Valiéndose de entrevistas a sus tíos sobrevivientes —en la familia de Lucile, cuyos padres, Georges y Liane tuvieron ocho hijos y adoptaron uno, tres varones murieron a edades tempranas— y de las cintas de audio que, a manera de diario, grabó su abuelo Georges durante años, la autora reconstruye, por medio de la ficción, los años de la infancia, la adolescencia y la primera juventud de su madre, cuando todo parecía luminoso y, excepto las tragedias de las muertes de sus hermanos Antonin y Milo (el adoptivo) en peculiares accidentes, nada haría pensar que su psique pudiera quebrarse.
Sin embargo, conforme la escritora e hija avanza en la indagación de la vida de su madre, encontrará un secreto oscuro, del que nadie (ni siquiera la propia Lucile, en su momento) quiere hablar. Una de esas ratas muertas que algunas familias guardan en el armario, y que a pesar de que apestan toda la casa, siguen negando que están ahi.

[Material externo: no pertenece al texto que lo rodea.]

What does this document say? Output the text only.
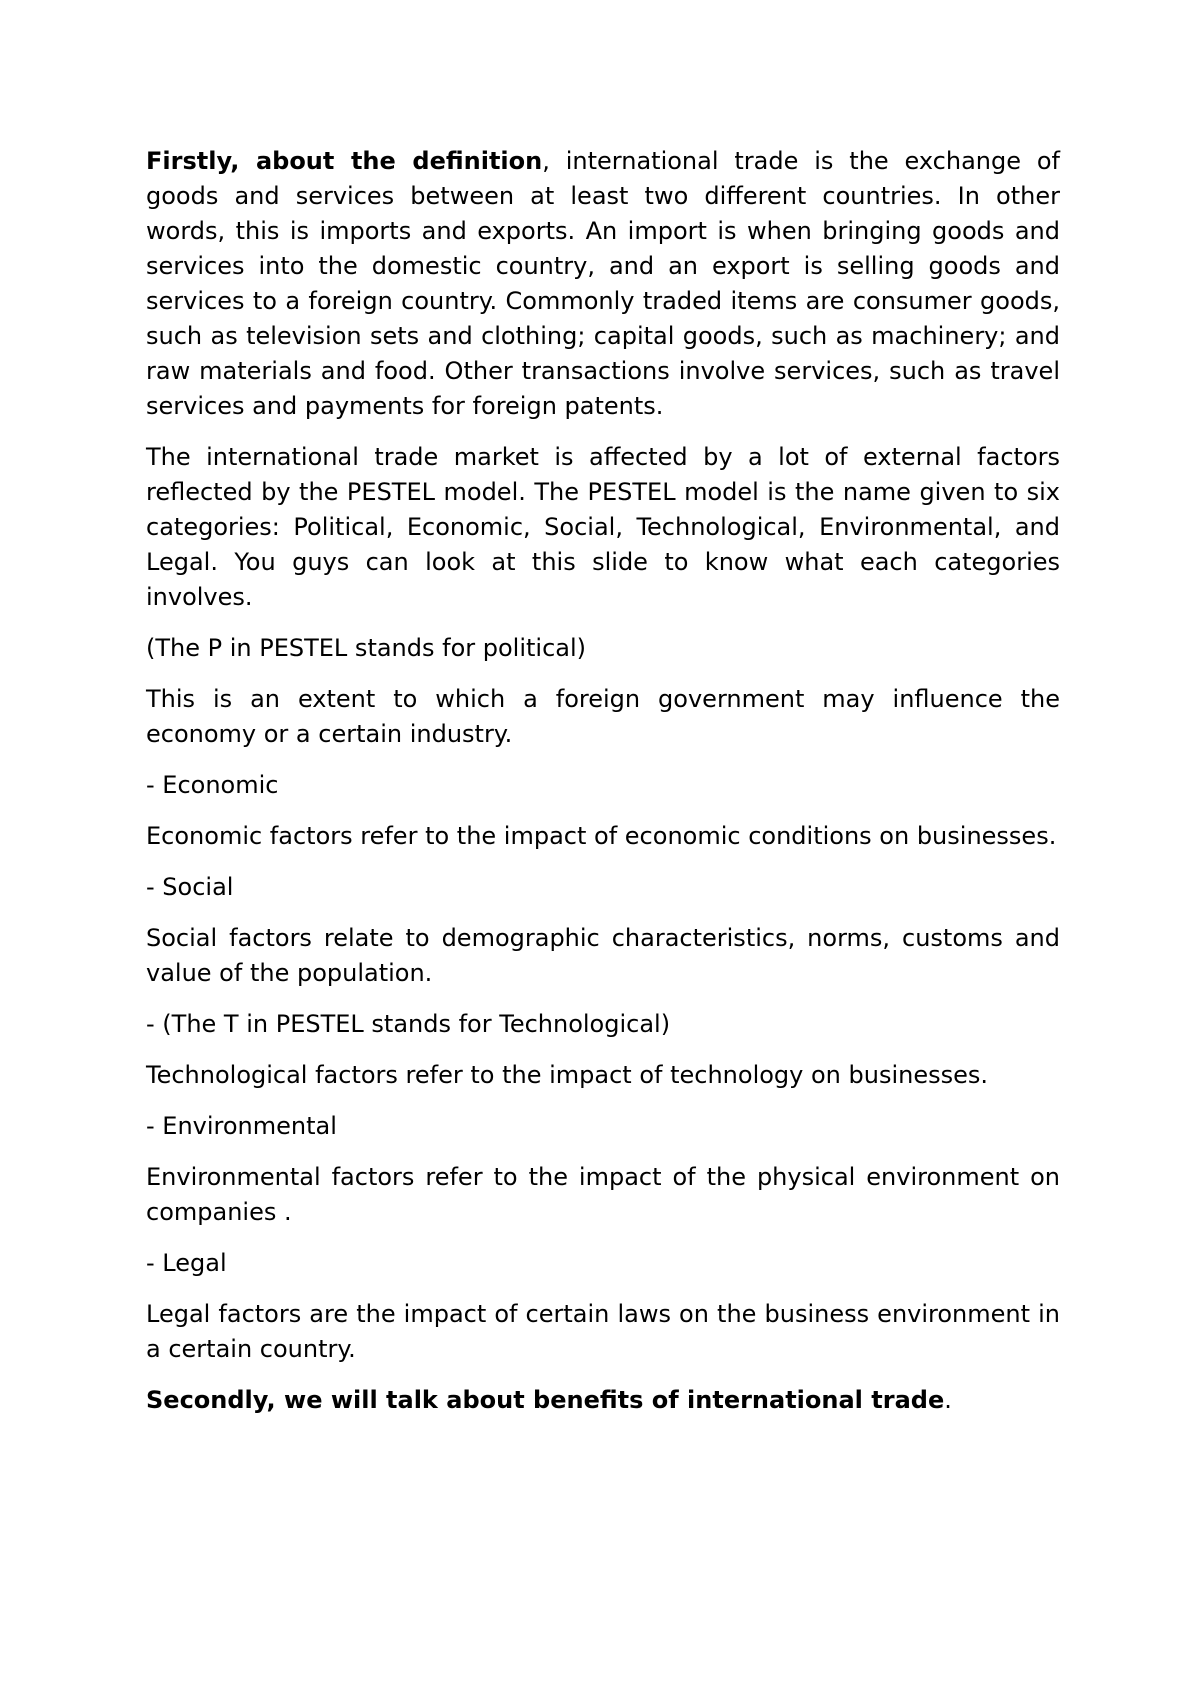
Firstly, about the definition, international trade is the exchange of goods and services between at least two different countries. In other words, this is imports and exports. An import is when bringing goods and services into the domestic country, and an export is selling goods and services to a foreign country. Commonly traded items are consumer goods, such as television sets and clothing; capital goods, such as machinery; and raw materials and food. Other transactions involve services, such as travel services and payments for foreign patents.

The international trade market is affected by a lot of external factors reflected by the PESTEL model. The PESTEL model is the name given to six categories: Political, Economic, Social, Technological, Environmental, and Legal. You guys can look at this slide to know what each categories involves.

(The P in PESTEL stands for political)

This is an extent to which a foreign government may influence the economy or a certain industry.

- Economic

Economic factors refer to the impact of economic conditions on businesses.

- Social

Social factors relate to demographic characteristics, norms, customs and value of the population.

- (The T in PESTEL stands for Technological)

Technological factors refer to the impact of technology on businesses.

- Environmental

Environmental factors refer to the impact of the physical environment on companies .

- Legal

Legal factors are the impact of certain laws on the business environment in a certain country.

Secondly, we will talk about benefits of international trade.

La indagación y la escritura de lo que desencadenó la enfermedad mental de su madre —que de Vigan tiene a bien no llamar con todas sus letras, es decir, por su nombre clínico— es, sin duda, un proceso doloroso para ella. A menudo, la culpa de haber podido evitar su suicidio se hace una con la de estar escribiendo una historia que no le pertenece, que sólo puede terminar de «ensuciar» la memoria de Lucile, de sus hermanos que aún viven, y de su propia hermana, Manon, a quien le tocó vivir en carne propia (nunca mejor dicho, pero no quiero spoilear por qué, así que lean la novela) el primer episodio psicótico de su madre, el 31 de enero de 1980.
Porque la historia de cómo Lucile fue cayendo en eso que englobamos genérica e irresponsablemente con el término de «locura», cruza con la de su hermano Milo, que se suicidó a los 28 años de un tiro en la cabeza; con la de su padre Georges, que podía ser el hombre más amable con los extraños pero el más cruel con sus hijos; con la de Manon, la hermana menor de Delphine, quien en varias ocasiones regresó a vivir con su madre para cuidarla, a pesar de que sabía perfectamente a lo que se arriesgaba; con las de Justine y Violette, las hermanas pequeñas de Lucile, quien junto con sus sobrinas, Delphine y Manon, tenían que idear estrategias para volver a internarla en un sanatorio mental después de cada crisis.
Son quizás esta culpa y este dolor los que inspiran a Delphine de Vigan a escribir también acerca de las partes luminosas de su madre, de los momentos de lucidez y de calma, de lo mucho que luchaba por mantener a raya a esos demonios que se empeñaban en romperle la vida, y de paso a sus hijas y a sus hermanas.
Luchaba por ofrecernos su lado menos estropeado, el menos cansado, luchaba por permanecer en vida. Por nosotras, Lucile se levantaba, se vestía, se maquillaba. Por nosotras, salía a comprar pasteles los domingos a mediodía.
Delphine de Vigan. Nada se opone a la noche
Lucile y la escritura, Lucile y la pintura. Lucile, ya abuela de los hijos de Delphine y luego de los de Manon, cariñosa, atenta y preocupada —»como nunca lo fue con nosotras», se le escapa un reclamo a Delphine—; Lucile, la que estudió una carrera técnica de asistente social, ya en la edad madura y con todo en contra, para ser capaz de proveerse a sí misma.
Ingenuamente, llegué a la lectura de Nada se opone a la noche con el objetivo de que me «enseñara» algo que pudiera servirle a mi personaje. Gracias a la descarnada escritura de Delphine de Vigan, tengo ahora algunos elementos valiosísimos para apuntalarlo. Pero, sobre todo —y creo que esto es lo más importante—, me recordó que hay que escribir desde la entraña, enfrentando a los fantasmas que habitan en ese pasado que compartimos con los que más queremos, y quizá también a la vergüenza, con las armas de la honestidad, la congruencia y, por supuesto, la creatividad.
La escritura es impotente. Como mucho permite plantear preguntas e interrogar la memoria.